На страницах упомянутых записок, помеченных «февруарием тридцатым», Аксентий Иванов также предупреждает человечество об опасности межпланетных конфликтов: «… я, надевши чулки и башмаки, поспешил в залу государственного совета с тем, чтоб дать приказ полиции не допустить земле сесть на луну». Титулярный советник надеялся, что при возгласе: «Господа, спасем луну…», многие полезут на стену, чтобы выполнить его «монаршее желание»… Но надежды его не оправдались, как не оправдаются надежды Дональда Кихоу. Никто не вздрогнул, никто не полез на стену вслед за полоумным майором.
В цитируемых выше записках титулярный советник Поприщин полагает, что делал луну «…хромой бочар, и видно, что дурак, никакого понятия не имеет о луне. Он положил смоляной канат и часть деревянного масла; и оттого по всей земле вонь страшная, так что нужно затыкать нос».
Возникает вопрос: не из тех ли дурно пахнущих материалов и не теми ли бездарными руками фабрикуются «летающие тарелки» — скудоумное пугало американской пропаганды?»
Изобретатель нередко вступает в спор с экспертом, оценивающим полезность изобретения. Очень плохо, если эксперт окажется крючкотвором и казуистом. Самый древний портрет эксперта-крючкотвора сохранился в свитках «Федры» античного философа Платона. Здесь Платон заставляет Сократа рассказать следующее:
«Мне рассказывали, что в Египте близ Наукратиса был бог, один из древнейших в стране, тот, кому посвящена птица, именуемая египетским Ибисом. Бог назывался Февс. Он первый изобрел числа, счет, геометрию, астрономию, а также игру в камешки и кости и, наконец, письмо. Царь Фамус царствовал тогда во всей стране и жил в большом городе Верхнего Египта, который эллины называют египетскими Фивами, именуя царя богом Аммоном, Февс посетил царя, показал ему изобретенные искусства и советовал распространить их между египтянами. Царь спросил, какая польза от каждого из этих искусств. Февс в подробностях изъяснил их употребление. Дошли до письма.

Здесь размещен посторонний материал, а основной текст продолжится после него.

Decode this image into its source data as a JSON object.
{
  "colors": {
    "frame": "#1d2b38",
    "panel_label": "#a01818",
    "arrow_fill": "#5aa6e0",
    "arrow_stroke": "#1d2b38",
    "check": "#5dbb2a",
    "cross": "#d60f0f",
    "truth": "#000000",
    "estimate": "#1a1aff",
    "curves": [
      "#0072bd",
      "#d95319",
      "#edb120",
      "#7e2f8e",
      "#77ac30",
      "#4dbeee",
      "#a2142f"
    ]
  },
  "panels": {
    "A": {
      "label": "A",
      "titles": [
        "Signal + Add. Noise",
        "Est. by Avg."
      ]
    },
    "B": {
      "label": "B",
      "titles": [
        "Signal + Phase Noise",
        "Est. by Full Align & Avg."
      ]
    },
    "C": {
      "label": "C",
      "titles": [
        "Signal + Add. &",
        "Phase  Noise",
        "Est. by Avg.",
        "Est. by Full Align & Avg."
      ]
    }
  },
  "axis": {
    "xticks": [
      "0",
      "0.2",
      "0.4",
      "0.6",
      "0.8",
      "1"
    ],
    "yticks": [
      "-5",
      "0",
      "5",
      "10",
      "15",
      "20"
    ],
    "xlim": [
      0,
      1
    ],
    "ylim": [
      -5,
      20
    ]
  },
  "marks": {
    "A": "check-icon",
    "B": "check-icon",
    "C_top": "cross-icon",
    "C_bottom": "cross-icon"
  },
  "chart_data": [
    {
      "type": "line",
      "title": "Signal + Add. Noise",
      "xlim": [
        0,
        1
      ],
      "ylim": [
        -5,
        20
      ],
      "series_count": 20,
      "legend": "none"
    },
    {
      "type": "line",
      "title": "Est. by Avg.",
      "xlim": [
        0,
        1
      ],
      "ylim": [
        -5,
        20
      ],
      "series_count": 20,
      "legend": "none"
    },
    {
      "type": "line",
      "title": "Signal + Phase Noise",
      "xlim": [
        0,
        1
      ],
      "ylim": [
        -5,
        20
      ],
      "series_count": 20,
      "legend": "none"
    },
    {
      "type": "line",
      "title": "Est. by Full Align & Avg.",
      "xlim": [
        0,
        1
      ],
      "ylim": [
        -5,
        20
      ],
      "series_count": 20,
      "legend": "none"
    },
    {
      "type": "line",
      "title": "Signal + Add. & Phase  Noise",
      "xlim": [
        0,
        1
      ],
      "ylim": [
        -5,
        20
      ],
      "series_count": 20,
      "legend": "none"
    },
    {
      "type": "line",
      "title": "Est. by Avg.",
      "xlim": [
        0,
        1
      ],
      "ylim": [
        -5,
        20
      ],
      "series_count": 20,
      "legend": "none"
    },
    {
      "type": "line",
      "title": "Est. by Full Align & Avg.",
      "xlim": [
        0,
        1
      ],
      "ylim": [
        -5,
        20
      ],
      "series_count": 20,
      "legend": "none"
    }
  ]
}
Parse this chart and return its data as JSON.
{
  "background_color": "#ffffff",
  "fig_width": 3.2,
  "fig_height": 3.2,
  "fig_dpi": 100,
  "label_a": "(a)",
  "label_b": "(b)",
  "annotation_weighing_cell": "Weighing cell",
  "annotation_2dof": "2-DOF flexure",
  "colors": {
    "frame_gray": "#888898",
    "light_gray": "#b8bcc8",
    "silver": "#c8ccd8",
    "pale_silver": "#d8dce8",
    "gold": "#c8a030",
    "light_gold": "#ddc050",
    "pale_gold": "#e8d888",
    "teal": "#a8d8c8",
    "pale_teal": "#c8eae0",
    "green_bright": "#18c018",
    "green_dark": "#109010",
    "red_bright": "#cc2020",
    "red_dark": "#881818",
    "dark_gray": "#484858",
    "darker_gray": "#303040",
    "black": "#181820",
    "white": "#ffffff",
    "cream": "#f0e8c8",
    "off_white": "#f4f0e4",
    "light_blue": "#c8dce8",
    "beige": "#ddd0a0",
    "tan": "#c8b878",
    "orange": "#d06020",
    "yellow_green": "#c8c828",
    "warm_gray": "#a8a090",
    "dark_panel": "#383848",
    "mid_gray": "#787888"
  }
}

— О, царь, — воскликнул Февс, — это изобретение сделает египтян ученее и облегчит их память: я нашел средство против трудностей изучения и запоминания. — Проницательный Февс, — отвечал царь, — гений, изобретающий искусство, есть иное, чем мудрость, оценивающая выгоды и невыгоды, проистекающие из их применения. Как отец письма, прельщенный своим изобретением, ты приписываешь ему последствия прямо противные действительным. Оно породит забвение в умах, которые с ним познакомятся, побудив их пренебрегать памятью. Полагаясь на стороннюю помощь, они предоставят материальным знакам заботу о том, чтобы возобновлять воспоминания, след которых потерян умом. Ты изобрел не средство разрабатывать память, но средство будить воспоминания. Ты даешь твоим ученикам тень науки, а не саму науку. Когда они узнают много вещей без учителя, будут мнить себя очень учеными, оставаясь в большинстве невеждами и ложными мудрецами, нестерпимыми в жизни».
Этим витиеватым отзывом бог Фамус, очевидный покровитель всех экспертов-крючкотворов, пытался похоронить величайшее изобретение — письменность, величайшую драгоценность — грамотность. Не от имени ли Фамуса произвел Грибоедов фамилию своего Фамусова — воплотителя всего консервативного, косного?
Изобретателям противостоят консерваторы, люди, не умеющие мечтать. Консерваторы потому и называются консерваторами, что их не берет время. Они твердо придерживаются двух аксиом, не изменяющихся веками. Назовем их условно аксиомами «конского копыта» и «кремневого топора».
Аксиома номер один состоит в утверждении того, что колесо никогда не заменит конского копыта. Аксиома номер два состоит в утверждении того, что кремневый топор предпочтительней бронзового потому, что дешевле и проще и не требует создания металлургической базы.